It appears that Prefect's design center is around ...
# prefect-getting-started
m
It appears that Prefect's design center is around data workflows, e.g. ETL. My application, on the other hand, is a web service that has to handle a large number of simultaneous requests. Each request is independent; so I assume that scaling would be straightforward. Each request is a pipeline of steps, e.g. preprocess some input, send off a query to an external service, postprocess the result, do some validity checking, return the results to the client. It's really just another form of data processing, but the time scale may be different from a traditional ETL workflow - here we need to get an answer back to the client in ~1 sec. Any thoughts on whether prefect would work for this use case? Any potential limitations or drawbacks? Thanks
Sometimes some of the steps may be done in parallel - others will be pipelined. The idea is to create a set of modular tasks that can then be mixed and matched as appropriate to create new features. Prefect's notions of tasks and flows seems to fit this pattern well.
c
If your processing time is reliably sub-second, then there’s often no point in doing anything more than processing the request directly. I’d think of this in terms of how important is a single run of a pipeline and what health metrics are important. Prefect is more appropriate for longer-running, coarse-grained tasks that are individually important enough to monitor very closely. You have separate logs for each flow/task and when a flow or task fails, that might be a serious issue. For a service that is handling large numbers of long-running requests, you are probably more interested in monitoring health in terms of a rate of failure and will keep/analyze an aggregate log. In that case you’d want to look at using use some sort of lighter weight task queueing around your pipeline and design your APIs and pipeline steps around that (e.g., AWS SQS, redis, rabbitmq).
m
That makes sense. I was more interested in the flow/task infrastructure that would allow for a modular toolbox of components for our various features. Some of the more advanced pieces, such as the dashboards, persistence, assets, may not be as important. Monitoring of individual flow runs is important for development and evaluation. In production, we'd probably have to do a different kind of visualization that did aggregate stats across the many runs - performance, error rates, etc.

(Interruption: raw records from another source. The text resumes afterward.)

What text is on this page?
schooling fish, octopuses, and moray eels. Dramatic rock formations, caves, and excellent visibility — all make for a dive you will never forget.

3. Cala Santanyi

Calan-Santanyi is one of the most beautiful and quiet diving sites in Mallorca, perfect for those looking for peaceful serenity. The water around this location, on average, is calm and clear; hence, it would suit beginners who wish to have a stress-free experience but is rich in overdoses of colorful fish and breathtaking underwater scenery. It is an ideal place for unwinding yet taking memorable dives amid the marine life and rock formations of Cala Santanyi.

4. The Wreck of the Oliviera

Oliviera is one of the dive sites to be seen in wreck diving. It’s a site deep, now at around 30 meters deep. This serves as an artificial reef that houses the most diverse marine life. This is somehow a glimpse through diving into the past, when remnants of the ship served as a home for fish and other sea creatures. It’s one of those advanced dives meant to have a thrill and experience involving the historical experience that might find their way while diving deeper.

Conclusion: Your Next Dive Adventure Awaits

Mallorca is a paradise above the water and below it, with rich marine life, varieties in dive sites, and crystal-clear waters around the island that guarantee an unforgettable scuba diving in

Prefect is more appropriate for longer-running, coarse-grained tasks that are individually important enough to monitor very closely.
I do see that this is the design center, but are there actually reasons why shorter running, smaller tasks/flows would suffer?
c
I guess I’d say to go fire off 10,000 hello world flows and see what you think about the experience in the cloud UI at that point. They do a great job with the UI, but I think huge numbers of jobs still make it kind of unmanageable. I have one thing I fire off every 15 min and even that kind of buries the other activities in the UI. Beyond that, I would caution putting a SAAS in the loop for high volume critical operations - especially when it is a use case that the builders of the SAAS didn’t really set out to solve for.

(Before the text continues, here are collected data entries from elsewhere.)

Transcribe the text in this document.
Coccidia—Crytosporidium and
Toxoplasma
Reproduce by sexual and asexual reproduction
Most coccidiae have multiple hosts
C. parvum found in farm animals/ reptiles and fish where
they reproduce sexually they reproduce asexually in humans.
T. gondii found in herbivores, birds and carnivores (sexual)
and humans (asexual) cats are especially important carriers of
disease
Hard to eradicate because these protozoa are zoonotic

Also, I’m just a user of prefect and this is all just my personal opinion. The makers of it may think about this differently and actually be interested in supporting your use case. Dunno!
m
by SASS, did you mean SAAS? Otherwise I'm not familiar with that acronym.
c
Yes
m
Thanks, Chris for your comments and candor. I appreciate all input! I just posted here because it seemed like an appropriate place. Do you have any suggestions as how I might get a more "official" opinion?
c
Dunno. I would have thought you’d have already gotten one!
m
Thanks, anyway